Prand was content, and untroubled by the morality or reason for what he had done, or by the thought that a mother was even now frantically searching planet side for her missing son. He was a Commodore of the Republican Starfleet, and in an organization this large he could hardly expect to understand a fraction of the orders he received. The Starfleet encouraged exploration of different methods of fulfilling orders, but not questions of the orders themselves. This was just another example of a mission that he didn't understand and never would. His curiosity would go away after a night of drinking at the officer's lounge. It always did.
"Regulation distance reached, sir. All ships register secure and ready for hyperspace initiation," said Navigation."
"The order is given: engage."
The flotilla, which had seemed so large planet side to the boy they carried locked in stasis, yet made small by the vastness of space, stretched, pulled, and vanished.

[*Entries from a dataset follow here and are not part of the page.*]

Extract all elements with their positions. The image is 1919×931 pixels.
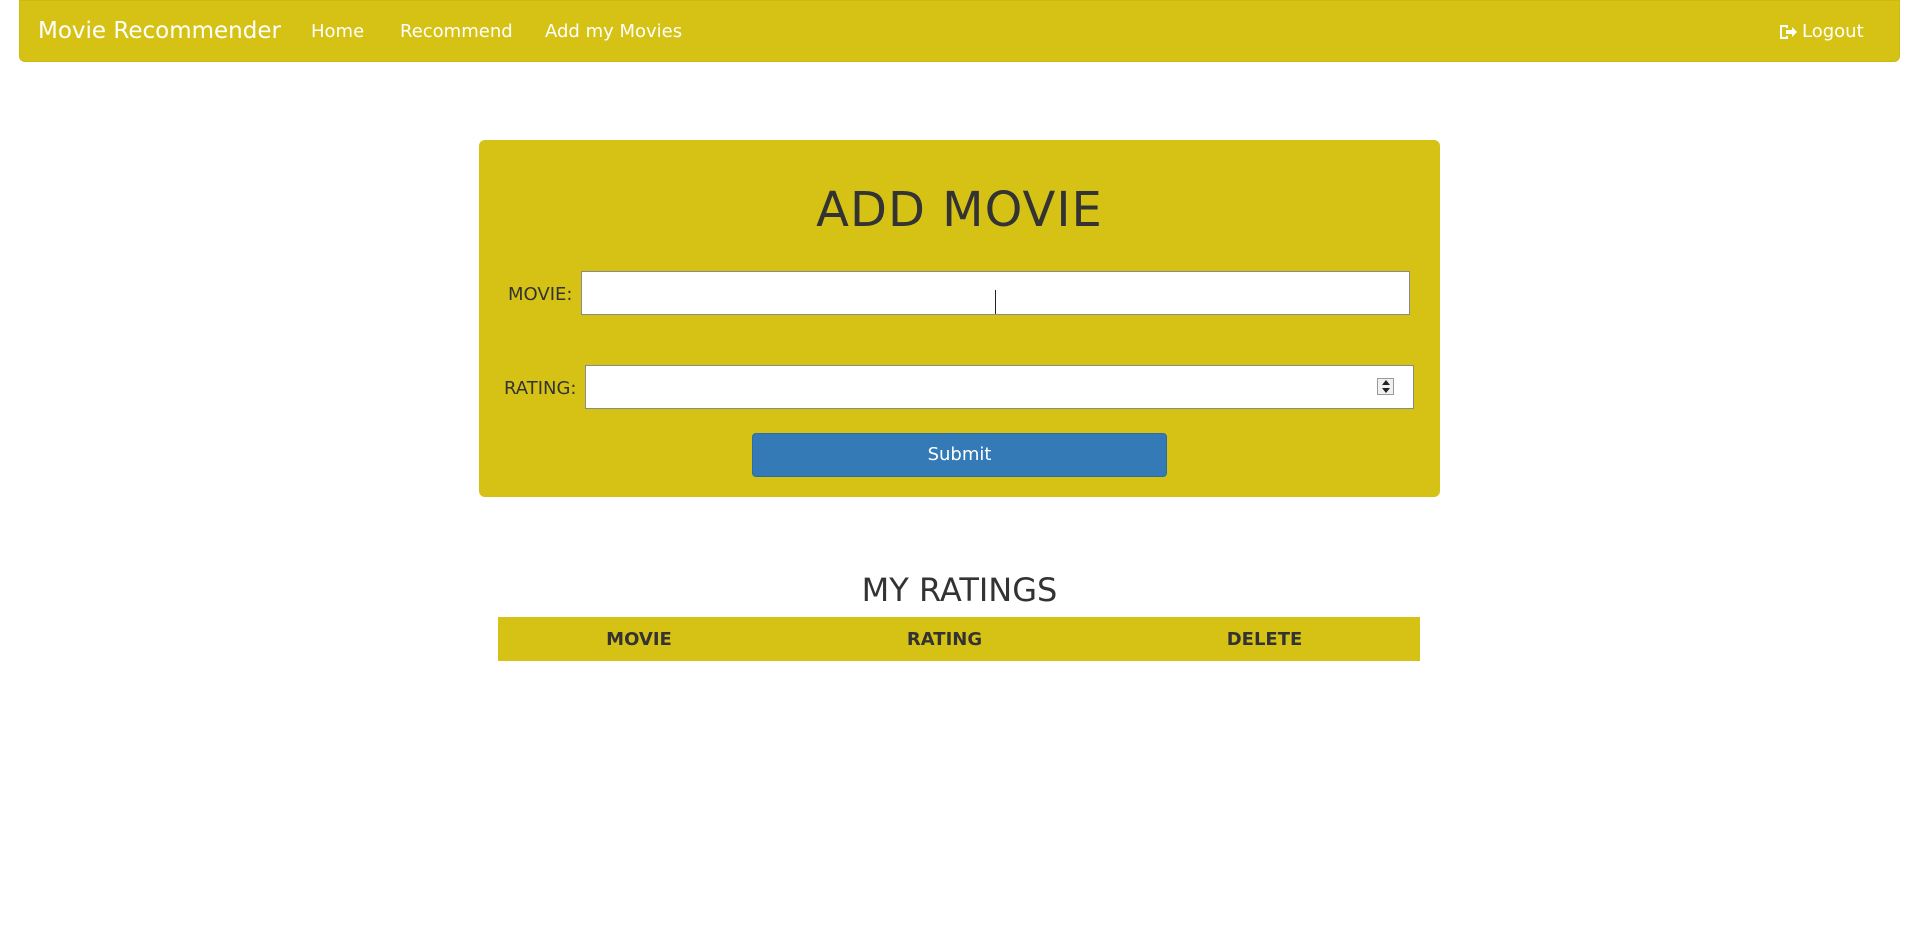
column-header-rating: RATING <box>906 628 983 650</box>
submit-button[interactable]: Submit <box>752 433 1167 477</box>
column-header-movie: MOVIE <box>606 628 672 650</box>
spinner-down-icon[interactable] <box>1381 387 1390 393</box>
brand-link[interactable]: Movie Recommender <box>38 17 281 45</box>
my-ratings-title: MY RATINGS <box>861 571 1058 609</box>
ratings-table: MOVIE RATING DELETE <box>498 617 1420 661</box>
rating-input[interactable] <box>585 365 1414 409</box>
movie-label: MOVIE: <box>508 284 573 305</box>
ratings-table-header: MOVIE RATING DELETE <box>498 617 1420 661</box>
spinner-up-icon[interactable] <box>1381 380 1390 386</box>
nav-home[interactable]: Home <box>311 21 364 43</box>
logout-icon <box>1778 23 1798 41</box>
column-header-delete: DELETE <box>1226 628 1303 650</box>
navbar: Movie Recommender Home Recommend Add my … <box>19 0 1900 62</box>
logout-link[interactable]: Logout <box>1778 21 1864 43</box>
rating-label: RATING: <box>504 378 577 399</box>
add-movie-card: ADD MOVIE MOVIE: RATING: Submit <box>479 140 1440 497</box>
nav-add-my-movies[interactable]: Add my Movies <box>545 21 682 43</box>
add-movie-title: ADD MOVIE <box>816 182 1103 238</box>
text-caret <box>995 290 996 314</box>
logout-label: Logout <box>1802 21 1864 42</box>
nav-recommend[interactable]: Recommend <box>400 21 513 43</box>
number-spinner-icon[interactable] <box>1377 378 1394 395</box>
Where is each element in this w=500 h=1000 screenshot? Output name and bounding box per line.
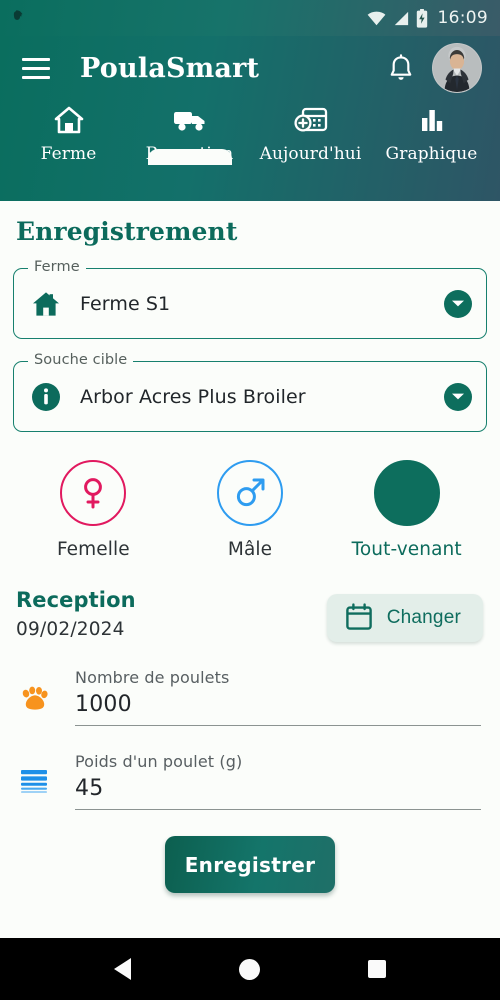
page-title: Enregistrement xyxy=(16,217,238,246)
change-date-button[interactable]: Changer xyxy=(326,594,483,642)
app-bar-top-row: PoulaSmart xyxy=(0,36,500,100)
gender-option-femelle[interactable]: Femelle xyxy=(15,460,172,560)
gender-label-femelle: Femelle xyxy=(56,539,130,560)
chicken-weight-value[interactable]: 45 xyxy=(75,776,481,801)
gender-option-male[interactable]: Mâle xyxy=(172,460,329,560)
calendar-icon xyxy=(345,602,373,634)
filled-circle-icon xyxy=(373,460,440,526)
chicken-weight-row: Poids d'un poulet (g) 45 xyxy=(13,752,487,810)
truck-icon xyxy=(173,105,207,135)
calendar-plus-icon xyxy=(293,105,328,135)
tab-aujourdhui[interactable]: Aujourd'hui xyxy=(250,100,371,164)
change-date-label: Changer xyxy=(386,607,461,628)
farm-select-value: Ferme S1 xyxy=(80,292,171,315)
gender-selector: Femelle Mâle Tout-venant xyxy=(13,460,487,560)
chicken-count-field[interactable]: Nombre de poulets 1000 xyxy=(75,668,481,726)
reception-title: Reception xyxy=(16,588,136,612)
tab-reception[interactable]: Reception xyxy=(129,100,250,165)
home-icon xyxy=(54,105,84,135)
reception-section: Reception 09/02/2024 Changer xyxy=(13,588,487,642)
chevron-down-icon[interactable] xyxy=(444,382,472,411)
bell-icon[interactable] xyxy=(388,54,414,82)
paw-icon xyxy=(17,668,51,712)
lines-list-icon xyxy=(17,752,51,794)
hamburger-menu-icon[interactable] xyxy=(22,57,50,79)
save-button[interactable]: Enregistrer xyxy=(165,836,335,893)
gender-label-male: Mâle xyxy=(227,539,273,560)
bar-chart-icon xyxy=(417,105,447,135)
tab-graphique[interactable]: Graphique xyxy=(371,100,492,164)
app-root: 16:09 PoulaSmart Ferme Aujourd'hui Graph… xyxy=(0,0,500,1000)
app-notification-icon xyxy=(13,10,23,20)
system-navigation-bar xyxy=(0,938,500,1000)
reception-date: 09/02/2024 xyxy=(16,619,125,640)
home-filled-icon xyxy=(31,289,61,319)
submit-row: Enregistrer xyxy=(13,836,487,893)
female-symbol-icon xyxy=(60,460,127,526)
avatar[interactable] xyxy=(432,43,482,93)
farm-select-label: Ferme xyxy=(28,259,86,275)
tab-bar: Ferme Reception xyxy=(0,100,500,201)
chicken-count-row: Nombre de poulets 1000 xyxy=(13,668,487,726)
tab-label-ferme: Ferme xyxy=(40,144,97,164)
wifi-icon xyxy=(367,11,385,25)
farm-select[interactable]: Ferme Ferme S1 xyxy=(13,259,487,339)
status-bar: 16:09 xyxy=(0,0,500,36)
recents-button[interactable] xyxy=(368,960,386,978)
chicken-weight-label: Poids d'un poulet (g) xyxy=(75,752,243,771)
app-bar: PoulaSmart Ferme Aujourd'hui Graphique xyxy=(0,36,500,201)
male-symbol-icon xyxy=(217,460,283,526)
battery-charging-icon xyxy=(416,8,427,28)
reception-info: Reception 09/02/2024 xyxy=(16,588,136,640)
back-button[interactable] xyxy=(114,958,131,980)
active-tab-indicator xyxy=(147,149,232,165)
status-bar-clock: 16:09 xyxy=(437,8,488,28)
strain-select[interactable]: Souche cible Arbor Acres Plus Broiler xyxy=(13,352,487,432)
strain-select-label: Souche cible xyxy=(28,352,134,368)
tab-ferme[interactable]: Ferme xyxy=(8,100,129,164)
gender-option-tout-venant[interactable]: Tout-venant xyxy=(328,460,485,560)
home-button[interactable] xyxy=(239,958,260,980)
chicken-weight-field[interactable]: Poids d'un poulet (g) 45 xyxy=(75,752,481,810)
info-icon xyxy=(31,382,61,412)
app-bar-actions xyxy=(388,43,482,93)
status-bar-indicators: 16:09 xyxy=(367,8,489,28)
chevron-down-icon[interactable] xyxy=(444,289,472,318)
tab-label-aujourdhui: Aujourd'hui xyxy=(259,144,362,164)
chicken-count-value[interactable]: 1000 xyxy=(75,692,481,717)
status-bar-notifications xyxy=(10,8,28,28)
app-title: PoulaSmart xyxy=(80,52,260,84)
cellular-signal-icon xyxy=(394,11,408,25)
chicken-count-label: Nombre de poulets xyxy=(75,668,230,687)
gender-label-tout-venant: Tout-venant xyxy=(351,539,462,560)
main-content: Enregistrement Ferme Ferme S1 Souche cib… xyxy=(0,201,500,938)
tab-label-graphique: Graphique xyxy=(385,144,478,164)
strain-select-value: Arbor Acres Plus Broiler xyxy=(80,385,306,408)
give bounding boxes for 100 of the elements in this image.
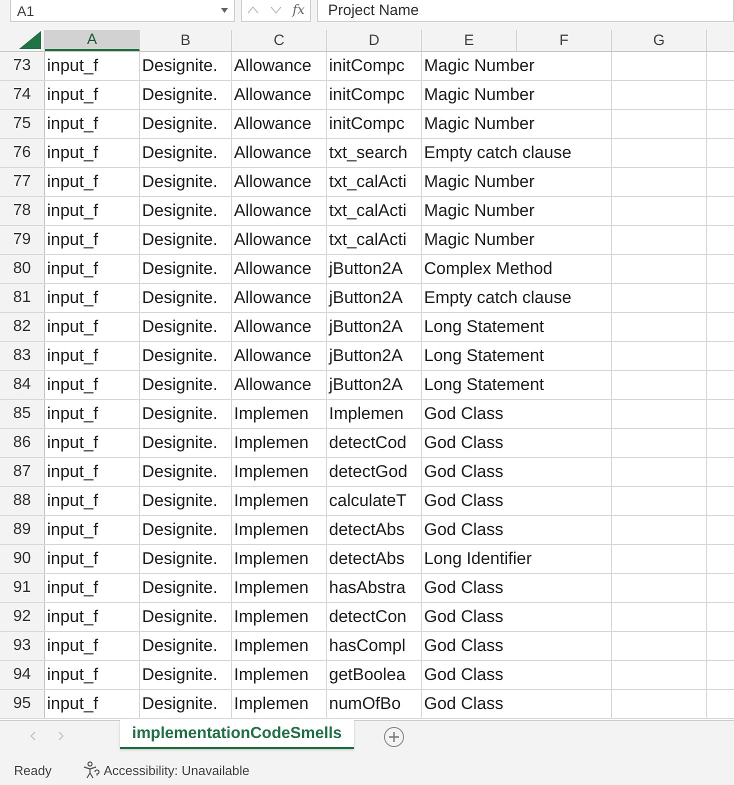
sheet-tab[interactable]: implementationCodeSmells	[120, 720, 354, 749]
row-header[interactable]: 73	[0, 52, 45, 80]
table-cell: Designite.	[142, 549, 218, 569]
table-cell: Designite.	[142, 172, 218, 192]
table-cell: Allowance	[234, 230, 312, 250]
table-cell: God Class	[424, 665, 504, 685]
table-cell: Designite.	[142, 143, 218, 163]
table-cell: detectAbs	[329, 549, 405, 569]
cell-reference: A1	[17, 3, 34, 19]
table-cell: calculateT	[329, 491, 406, 511]
row-header[interactable]: 84	[0, 371, 45, 399]
table-cell: God Class	[424, 433, 504, 453]
table-cell: God Class	[424, 694, 504, 714]
table-cell: Designite.	[142, 491, 218, 511]
table-cell: input_f	[47, 607, 98, 627]
name-box[interactable]: A1	[10, 0, 235, 22]
column-header[interactable]: A	[45, 30, 140, 51]
table-cell: Allowance	[234, 114, 312, 134]
table-cell: Allowance	[234, 288, 312, 308]
table-cell: txt_calActi	[329, 201, 406, 221]
row-header[interactable]: 95	[0, 690, 45, 718]
table-cell: Designite.	[142, 201, 218, 221]
row-header[interactable]: 91	[0, 574, 45, 602]
row-header[interactable]: 76	[0, 139, 45, 167]
table-cell: Allowance	[234, 172, 312, 192]
table-cell: Designite.	[142, 317, 218, 337]
row-header[interactable]: 86	[0, 429, 45, 457]
table-cell: input_f	[47, 288, 98, 308]
table-cell: detectAbs	[329, 520, 405, 540]
table-cell: God Class	[424, 491, 504, 511]
table-cell: God Class	[424, 404, 504, 424]
row-header[interactable]: 93	[0, 632, 45, 660]
table-cell: Allowance	[234, 259, 312, 279]
table-cell: jButton2A	[329, 259, 403, 279]
table-cell: input_f	[47, 375, 98, 395]
table-cell: Allowance	[234, 143, 312, 163]
formula-field[interactable]: Project Name	[317, 0, 734, 22]
previous-sheet-icon[interactable]	[30, 731, 36, 741]
table-cell: Long Statement	[424, 375, 544, 395]
row-header[interactable]: 83	[0, 342, 45, 370]
row-header[interactable]: 77	[0, 168, 45, 196]
table-cell: God Class	[424, 462, 504, 482]
table-cell: initCompc	[329, 56, 405, 76]
table-cell: detectGod	[329, 462, 408, 482]
row-header[interactable]: 90	[0, 545, 45, 573]
table-cell: Implemen	[234, 665, 309, 685]
row-header[interactable]: 85	[0, 400, 45, 428]
table-cell: input_f	[47, 230, 98, 250]
table-cell: hasAbstra	[329, 578, 406, 598]
table-cell: hasCompl	[329, 636, 406, 656]
table-cell: input_f	[47, 694, 98, 714]
table-cell: Allowance	[234, 375, 312, 395]
table-cell: Allowance	[234, 201, 312, 221]
table-cell: Designite.	[142, 578, 218, 598]
row-header[interactable]: 82	[0, 313, 45, 341]
table-cell: Allowance	[234, 317, 312, 337]
table-cell: initCompc	[329, 85, 405, 105]
row-header[interactable]: 78	[0, 197, 45, 225]
cancel-icon[interactable]	[247, 6, 260, 14]
table-cell: Magic Number	[424, 172, 535, 192]
table-cell: detectCon	[329, 607, 406, 627]
table-cell: Designite.	[142, 114, 218, 134]
table-cell: Designite.	[142, 520, 218, 540]
table-cell: input_f	[47, 201, 98, 221]
table-cell: Designite.	[142, 665, 218, 685]
row-header[interactable]: 87	[0, 458, 45, 486]
row-header[interactable]: 80	[0, 255, 45, 283]
table-cell: Empty catch clause	[424, 288, 572, 308]
accessibility-icon[interactable]	[82, 761, 100, 779]
table-cell: Implemen	[234, 636, 309, 656]
row-header[interactable]: 89	[0, 516, 45, 544]
select-all-icon[interactable]	[19, 31, 41, 49]
row-header[interactable]: 94	[0, 661, 45, 689]
table-cell: jButton2A	[329, 288, 403, 308]
plus-icon	[388, 732, 399, 742]
row-header[interactable]: 88	[0, 487, 45, 515]
table-cell: Implemen	[234, 462, 309, 482]
table-cell: Long Identifier	[424, 549, 532, 569]
insert-function-button[interactable]: fx	[292, 2, 305, 18]
next-sheet-icon[interactable]	[58, 731, 64, 741]
row-header[interactable]: 79	[0, 226, 45, 254]
table-cell: txt_calActi	[329, 230, 406, 250]
row-header[interactable]: 92	[0, 603, 45, 631]
table-cell: Implemen	[329, 404, 404, 424]
table-cell: Implemen	[234, 433, 309, 453]
table-cell: God Class	[424, 578, 504, 598]
table-cell: input_f	[47, 259, 98, 279]
table-cell: input_f	[47, 172, 98, 192]
table-cell: jButton2A	[329, 375, 403, 395]
table-cell: input_f	[47, 578, 98, 598]
table-cell: Designite.	[142, 433, 218, 453]
add-sheet-button[interactable]	[384, 727, 404, 747]
table-cell: Magic Number	[424, 56, 535, 76]
row-header[interactable]: 75	[0, 110, 45, 138]
row-header[interactable]: 74	[0, 81, 45, 109]
row-header[interactable]: 81	[0, 284, 45, 312]
table-cell: Designite.	[142, 288, 218, 308]
enter-icon[interactable]	[270, 6, 282, 14]
table-cell: Designite.	[142, 259, 218, 279]
accessibility-status[interactable]: Accessibility: Unavailable	[104, 762, 250, 778]
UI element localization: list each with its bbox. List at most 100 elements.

The ships docked at their respective lunar shipyards in the shadow of the gas giant, and a boxy stasis-unit was quietly transferred from the Gurgon-class flagship onto another ship, the newly arrived naVentu-class super cruiser. 6.3 kilometers long, it would carry the unit to its final destination, thousands of light-years distant: Coruscant.
One final communication was sent as the super cruiser accelerated soundlessly away from the Republic moon shipyard, this one sent to Coruscant instead of from it.
C086312654GRA529JJH
FM:SYSTEM COMMAND, NONT ARATIN
SECTOR GRIS CORLA, 90.3 45.2 87.8
TO:GALSUPSPECCOM
/0000000000/
MISSION STATUS: COMPLETE
ATTATCHED FILES: 3
MESSAGE:
1.ORDER 987654D RECEIVED 0432 2/5/045 STANDARD. APPROPRIATE FORCE LAUNCHED 0840 STANDARD SAME DAY. COMMODORE GRINKEL JELU PRAND COMMANDING. SEE ATTATCHED FILE 1.
2.MISSION COMPLETED SATISFACTORILY. PRIMARY OBJECTIVE ACHIEVED, SECONDARY OBJECTIVE ACHIEVED. SEE ATTATCHED FILE 2.
3.DETATCHMENT RETURNED 1612 STANDARD SAME DAY. OBJECTIVE SECURED AND UNDAMAGED. OBJECTIVE RELAYED TO DESIGNATED COURIER. SEE ATTATCHED FILE 3.